The work raised Lasmanis’ profile and stretched his skills in conceiving high-level IT strategy, he says. Meanwhile, one of the career goals he had set with Touey was to get more experience working in GSK’s commercial business. In January, he joined Touey in North America Pharmaceuticals, where he is helping revamp how IT works with business units. Louv, meanwhile, still works closely with Touey to broaden his leadership experience. One high-profile move: Louv had been working with human resources and others in IT to create a formal leadership-development program for his group. About the time it was finished late last year, a companywide program emerged that covered much of the ground for first-line leaders, so Louv dropped the IT-specific endeavor. Leadership transcends function, he says, and that philosophy pervades the new corporate Enterprise Leadership program.

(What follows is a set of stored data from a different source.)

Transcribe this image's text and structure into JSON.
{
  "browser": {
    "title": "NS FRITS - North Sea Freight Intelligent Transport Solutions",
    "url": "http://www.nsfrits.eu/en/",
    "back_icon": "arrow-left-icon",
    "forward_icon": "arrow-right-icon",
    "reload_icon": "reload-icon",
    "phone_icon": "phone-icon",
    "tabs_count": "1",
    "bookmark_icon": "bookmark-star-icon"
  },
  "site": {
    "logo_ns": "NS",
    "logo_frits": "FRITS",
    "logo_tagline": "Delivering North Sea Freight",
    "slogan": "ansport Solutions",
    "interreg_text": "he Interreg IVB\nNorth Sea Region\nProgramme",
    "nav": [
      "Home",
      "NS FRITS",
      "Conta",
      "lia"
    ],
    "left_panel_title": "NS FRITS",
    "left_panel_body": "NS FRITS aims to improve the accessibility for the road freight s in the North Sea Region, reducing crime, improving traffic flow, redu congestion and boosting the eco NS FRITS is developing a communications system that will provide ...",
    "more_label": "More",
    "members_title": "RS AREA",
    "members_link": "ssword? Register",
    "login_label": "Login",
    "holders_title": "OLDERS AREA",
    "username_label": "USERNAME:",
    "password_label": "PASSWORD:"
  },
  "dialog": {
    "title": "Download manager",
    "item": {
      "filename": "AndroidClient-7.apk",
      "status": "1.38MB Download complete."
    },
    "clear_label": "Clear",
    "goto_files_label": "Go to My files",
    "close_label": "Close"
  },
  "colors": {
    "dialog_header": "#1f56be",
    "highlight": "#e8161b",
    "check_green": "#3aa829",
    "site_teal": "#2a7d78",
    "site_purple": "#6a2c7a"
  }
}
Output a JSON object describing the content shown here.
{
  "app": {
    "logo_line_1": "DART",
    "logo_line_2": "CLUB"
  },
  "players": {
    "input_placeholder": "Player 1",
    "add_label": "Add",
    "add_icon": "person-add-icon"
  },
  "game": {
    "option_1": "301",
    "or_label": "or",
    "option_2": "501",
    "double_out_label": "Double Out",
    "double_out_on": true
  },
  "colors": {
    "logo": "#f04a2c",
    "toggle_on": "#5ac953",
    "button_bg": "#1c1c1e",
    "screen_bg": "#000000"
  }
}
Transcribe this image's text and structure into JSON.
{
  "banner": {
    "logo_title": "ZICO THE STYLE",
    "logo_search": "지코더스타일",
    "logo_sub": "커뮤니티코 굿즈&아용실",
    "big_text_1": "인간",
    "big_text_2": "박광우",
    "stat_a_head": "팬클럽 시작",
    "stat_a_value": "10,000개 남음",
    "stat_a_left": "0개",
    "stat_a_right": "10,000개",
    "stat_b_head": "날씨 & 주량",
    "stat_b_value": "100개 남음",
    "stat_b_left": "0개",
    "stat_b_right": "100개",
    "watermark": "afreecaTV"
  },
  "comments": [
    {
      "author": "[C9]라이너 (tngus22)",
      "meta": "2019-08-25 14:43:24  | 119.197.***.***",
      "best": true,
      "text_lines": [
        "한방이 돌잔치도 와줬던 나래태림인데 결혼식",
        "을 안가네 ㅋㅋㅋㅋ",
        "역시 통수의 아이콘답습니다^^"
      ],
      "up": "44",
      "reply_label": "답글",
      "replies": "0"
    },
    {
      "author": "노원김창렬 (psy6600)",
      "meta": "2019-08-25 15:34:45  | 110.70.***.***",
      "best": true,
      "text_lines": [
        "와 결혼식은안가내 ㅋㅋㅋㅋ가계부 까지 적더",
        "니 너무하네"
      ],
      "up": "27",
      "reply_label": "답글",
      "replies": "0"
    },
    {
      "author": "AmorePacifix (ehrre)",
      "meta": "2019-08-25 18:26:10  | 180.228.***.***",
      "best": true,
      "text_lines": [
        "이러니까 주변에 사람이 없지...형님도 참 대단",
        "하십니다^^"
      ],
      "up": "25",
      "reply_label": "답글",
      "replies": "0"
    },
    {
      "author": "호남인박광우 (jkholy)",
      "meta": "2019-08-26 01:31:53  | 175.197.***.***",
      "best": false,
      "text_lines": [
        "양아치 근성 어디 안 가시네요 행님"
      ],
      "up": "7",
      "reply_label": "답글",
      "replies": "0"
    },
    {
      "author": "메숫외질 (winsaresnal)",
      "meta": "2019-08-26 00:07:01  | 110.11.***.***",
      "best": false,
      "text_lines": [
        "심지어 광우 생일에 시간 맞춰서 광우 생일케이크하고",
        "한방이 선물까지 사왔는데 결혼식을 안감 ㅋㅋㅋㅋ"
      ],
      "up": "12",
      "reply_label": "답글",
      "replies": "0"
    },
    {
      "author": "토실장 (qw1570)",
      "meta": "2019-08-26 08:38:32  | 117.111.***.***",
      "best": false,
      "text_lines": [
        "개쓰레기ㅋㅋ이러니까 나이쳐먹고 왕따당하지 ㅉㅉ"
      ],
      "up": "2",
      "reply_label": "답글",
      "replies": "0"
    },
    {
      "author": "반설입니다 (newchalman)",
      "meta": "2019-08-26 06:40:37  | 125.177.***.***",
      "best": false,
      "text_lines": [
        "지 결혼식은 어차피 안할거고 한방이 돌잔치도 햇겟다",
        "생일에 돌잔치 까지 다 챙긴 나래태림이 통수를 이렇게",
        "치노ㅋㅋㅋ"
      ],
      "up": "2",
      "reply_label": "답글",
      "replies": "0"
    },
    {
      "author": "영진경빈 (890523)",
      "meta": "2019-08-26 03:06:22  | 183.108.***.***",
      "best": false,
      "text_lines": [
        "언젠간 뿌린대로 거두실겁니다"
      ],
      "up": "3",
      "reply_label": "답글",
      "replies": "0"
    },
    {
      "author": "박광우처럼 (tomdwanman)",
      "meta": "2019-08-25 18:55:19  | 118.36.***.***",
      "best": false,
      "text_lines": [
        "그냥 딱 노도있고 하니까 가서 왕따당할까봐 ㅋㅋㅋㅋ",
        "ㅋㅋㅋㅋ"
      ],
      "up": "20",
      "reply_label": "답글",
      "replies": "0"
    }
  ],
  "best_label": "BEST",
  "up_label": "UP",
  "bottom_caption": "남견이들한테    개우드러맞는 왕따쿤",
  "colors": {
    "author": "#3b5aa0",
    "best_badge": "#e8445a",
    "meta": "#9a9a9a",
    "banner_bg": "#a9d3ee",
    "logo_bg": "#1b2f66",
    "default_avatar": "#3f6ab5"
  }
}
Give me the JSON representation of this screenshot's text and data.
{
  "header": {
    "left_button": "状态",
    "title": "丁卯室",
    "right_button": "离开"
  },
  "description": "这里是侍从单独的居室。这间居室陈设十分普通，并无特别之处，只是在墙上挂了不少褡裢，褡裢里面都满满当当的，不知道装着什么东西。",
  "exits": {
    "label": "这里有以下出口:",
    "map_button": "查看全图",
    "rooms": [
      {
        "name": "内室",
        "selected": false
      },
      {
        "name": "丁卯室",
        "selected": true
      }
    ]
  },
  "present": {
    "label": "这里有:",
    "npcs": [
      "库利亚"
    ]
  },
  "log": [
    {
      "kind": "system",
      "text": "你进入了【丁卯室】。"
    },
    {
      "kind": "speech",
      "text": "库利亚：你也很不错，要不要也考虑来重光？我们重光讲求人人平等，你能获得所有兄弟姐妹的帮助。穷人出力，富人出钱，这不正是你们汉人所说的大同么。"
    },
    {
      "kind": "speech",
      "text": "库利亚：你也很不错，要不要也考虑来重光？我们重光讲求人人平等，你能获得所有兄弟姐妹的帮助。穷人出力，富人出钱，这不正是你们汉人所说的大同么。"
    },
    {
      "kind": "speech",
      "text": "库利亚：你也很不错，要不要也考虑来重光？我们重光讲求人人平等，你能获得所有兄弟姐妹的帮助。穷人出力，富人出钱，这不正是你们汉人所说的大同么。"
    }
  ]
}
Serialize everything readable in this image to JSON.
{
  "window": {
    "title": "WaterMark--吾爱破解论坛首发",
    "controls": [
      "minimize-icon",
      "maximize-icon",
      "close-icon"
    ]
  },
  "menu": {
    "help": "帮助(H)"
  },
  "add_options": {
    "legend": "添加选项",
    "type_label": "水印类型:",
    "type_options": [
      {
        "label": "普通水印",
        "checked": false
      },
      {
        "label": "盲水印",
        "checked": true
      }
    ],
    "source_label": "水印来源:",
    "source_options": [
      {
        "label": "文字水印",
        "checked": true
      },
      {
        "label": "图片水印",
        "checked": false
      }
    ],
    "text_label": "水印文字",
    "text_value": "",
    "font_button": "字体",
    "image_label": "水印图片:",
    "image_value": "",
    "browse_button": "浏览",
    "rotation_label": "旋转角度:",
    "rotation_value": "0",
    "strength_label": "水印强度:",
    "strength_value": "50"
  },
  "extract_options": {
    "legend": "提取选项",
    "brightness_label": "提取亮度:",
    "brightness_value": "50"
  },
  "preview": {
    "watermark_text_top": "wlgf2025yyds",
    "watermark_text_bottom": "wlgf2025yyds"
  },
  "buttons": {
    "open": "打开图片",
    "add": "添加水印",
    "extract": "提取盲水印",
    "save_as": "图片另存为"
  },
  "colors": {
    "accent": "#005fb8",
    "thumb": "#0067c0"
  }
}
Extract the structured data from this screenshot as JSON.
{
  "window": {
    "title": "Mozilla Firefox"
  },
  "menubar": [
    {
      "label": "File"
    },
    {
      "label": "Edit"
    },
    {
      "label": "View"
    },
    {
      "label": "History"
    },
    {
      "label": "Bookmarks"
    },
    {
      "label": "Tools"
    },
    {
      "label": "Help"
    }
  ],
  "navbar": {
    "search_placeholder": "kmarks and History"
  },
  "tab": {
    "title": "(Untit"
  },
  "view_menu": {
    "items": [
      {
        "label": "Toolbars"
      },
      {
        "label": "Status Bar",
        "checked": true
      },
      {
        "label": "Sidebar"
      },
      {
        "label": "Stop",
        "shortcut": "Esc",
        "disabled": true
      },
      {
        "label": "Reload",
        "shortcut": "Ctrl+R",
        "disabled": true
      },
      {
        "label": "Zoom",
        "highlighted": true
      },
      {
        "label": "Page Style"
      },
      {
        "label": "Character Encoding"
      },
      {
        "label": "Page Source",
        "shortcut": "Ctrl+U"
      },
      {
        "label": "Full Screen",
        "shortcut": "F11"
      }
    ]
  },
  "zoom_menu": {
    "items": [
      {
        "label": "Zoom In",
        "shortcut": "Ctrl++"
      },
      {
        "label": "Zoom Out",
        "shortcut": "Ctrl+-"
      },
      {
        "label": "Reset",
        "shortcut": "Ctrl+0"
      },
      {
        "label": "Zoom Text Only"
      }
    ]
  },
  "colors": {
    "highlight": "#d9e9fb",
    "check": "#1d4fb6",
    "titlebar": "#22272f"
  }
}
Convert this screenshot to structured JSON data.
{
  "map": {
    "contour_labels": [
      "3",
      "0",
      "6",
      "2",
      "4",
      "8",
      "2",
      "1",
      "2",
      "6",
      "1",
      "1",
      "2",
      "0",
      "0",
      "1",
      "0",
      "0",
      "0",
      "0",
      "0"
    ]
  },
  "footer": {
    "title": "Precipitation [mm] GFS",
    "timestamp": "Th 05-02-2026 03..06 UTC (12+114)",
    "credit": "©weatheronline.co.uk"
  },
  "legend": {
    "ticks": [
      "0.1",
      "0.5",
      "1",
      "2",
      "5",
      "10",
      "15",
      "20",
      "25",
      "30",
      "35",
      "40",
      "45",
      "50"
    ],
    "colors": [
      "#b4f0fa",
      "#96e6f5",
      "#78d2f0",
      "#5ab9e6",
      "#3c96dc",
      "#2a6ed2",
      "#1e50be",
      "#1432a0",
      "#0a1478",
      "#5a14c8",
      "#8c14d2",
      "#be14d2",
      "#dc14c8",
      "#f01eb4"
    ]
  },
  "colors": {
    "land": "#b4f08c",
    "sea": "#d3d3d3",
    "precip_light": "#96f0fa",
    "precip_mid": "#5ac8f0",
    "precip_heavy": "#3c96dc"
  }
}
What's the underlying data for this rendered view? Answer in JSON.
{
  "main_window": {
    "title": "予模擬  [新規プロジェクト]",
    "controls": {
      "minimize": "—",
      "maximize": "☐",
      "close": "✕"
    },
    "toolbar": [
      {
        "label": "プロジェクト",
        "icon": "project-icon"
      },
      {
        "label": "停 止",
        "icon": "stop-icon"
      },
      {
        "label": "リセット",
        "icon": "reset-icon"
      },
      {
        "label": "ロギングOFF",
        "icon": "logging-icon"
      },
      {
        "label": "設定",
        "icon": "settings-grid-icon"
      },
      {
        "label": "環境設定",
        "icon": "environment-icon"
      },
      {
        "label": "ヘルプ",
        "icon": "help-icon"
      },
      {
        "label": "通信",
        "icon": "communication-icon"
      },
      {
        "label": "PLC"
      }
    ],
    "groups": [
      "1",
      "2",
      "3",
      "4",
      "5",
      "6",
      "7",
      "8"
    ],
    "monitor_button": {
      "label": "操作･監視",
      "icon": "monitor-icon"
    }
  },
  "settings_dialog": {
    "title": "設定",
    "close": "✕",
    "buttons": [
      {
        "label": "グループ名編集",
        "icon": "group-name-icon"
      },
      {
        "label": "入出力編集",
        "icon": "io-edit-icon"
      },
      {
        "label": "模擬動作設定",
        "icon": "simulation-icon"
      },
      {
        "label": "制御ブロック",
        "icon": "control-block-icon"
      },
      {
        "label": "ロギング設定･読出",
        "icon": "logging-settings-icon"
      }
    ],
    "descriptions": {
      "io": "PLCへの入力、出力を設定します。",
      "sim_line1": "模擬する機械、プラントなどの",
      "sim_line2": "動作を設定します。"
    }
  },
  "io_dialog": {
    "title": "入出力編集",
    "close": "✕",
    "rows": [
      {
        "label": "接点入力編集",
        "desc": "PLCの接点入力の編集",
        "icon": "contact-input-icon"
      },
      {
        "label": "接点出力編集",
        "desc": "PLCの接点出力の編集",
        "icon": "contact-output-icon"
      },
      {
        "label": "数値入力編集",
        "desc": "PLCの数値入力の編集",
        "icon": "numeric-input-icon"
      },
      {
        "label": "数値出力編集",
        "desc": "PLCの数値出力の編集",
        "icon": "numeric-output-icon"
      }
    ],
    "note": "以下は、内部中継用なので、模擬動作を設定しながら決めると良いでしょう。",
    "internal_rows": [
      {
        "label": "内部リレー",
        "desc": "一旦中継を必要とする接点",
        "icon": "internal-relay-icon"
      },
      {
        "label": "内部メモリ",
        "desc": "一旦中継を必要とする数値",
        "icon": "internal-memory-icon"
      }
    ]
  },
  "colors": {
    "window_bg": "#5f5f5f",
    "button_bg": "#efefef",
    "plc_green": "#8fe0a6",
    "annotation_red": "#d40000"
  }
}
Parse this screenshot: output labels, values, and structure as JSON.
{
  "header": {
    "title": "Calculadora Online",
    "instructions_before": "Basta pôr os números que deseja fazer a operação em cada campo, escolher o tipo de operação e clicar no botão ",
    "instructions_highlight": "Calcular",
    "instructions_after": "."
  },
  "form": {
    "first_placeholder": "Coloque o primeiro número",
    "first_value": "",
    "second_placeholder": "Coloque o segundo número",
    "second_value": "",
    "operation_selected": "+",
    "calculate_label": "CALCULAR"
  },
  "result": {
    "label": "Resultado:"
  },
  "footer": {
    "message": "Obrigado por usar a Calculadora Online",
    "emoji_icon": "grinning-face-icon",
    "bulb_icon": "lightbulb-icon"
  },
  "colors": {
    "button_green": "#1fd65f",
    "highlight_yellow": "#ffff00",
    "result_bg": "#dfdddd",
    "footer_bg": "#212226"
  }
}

The 40 participants in the program, who had to be nominated and sponsored by senior executives, are learning how GSK operates end to end, getting a view into company workings that few have had, Louv says. The program educates these star performers about the company as a whole. Participants share their business and leadership challenges, and they learn how to be more effective.
Among those 40, Touey is the lone star from IT. That distinction, he says, reflects his accomplishments, but even more so reflects that GSK recognizes IT as central to strategy setting and competition busting.
It’s Not Money, It’s Mind-Set
Big companies may have an advantage in building sophisticated leadership-development programs because they have more staff and monetary resources to dedicate to them. But even among the largest companies, those with $40 billion in annual revenues offer more mentoring and stretch assignments than $2 billion to $5 billion companies, according to the Council survey. That includes cross-training in departments other than IT, periodic self-awareness discussions and various executive education programs, the survey finds. Yet leadership advocates insist it’s not money; it’s mind-set.
Paying attention to how your staff behaves so that you can help them build skills doesn’t cost anything, says Jacobs CIO Carmody. Nor does conducting 20 minutes of post-mortem discussion about a key meeting, to help staff hone political savvy, adds GSK’s Touey. PepsiCo’s Martin passes along the leadership-development techniques he learned last year to his peers and staff. “I’m a junkie when it comes to development. People should be in a continuous improvement cycle.”
Large public efforts, such as rotations or committees, may involve lobbying other departments, but first and foremost, such programs need an alert CIO to push them, says Rubenstrunk. “They know how important leadership development is, so they make it happen,” she says. “They take what they can get and make the most of it.”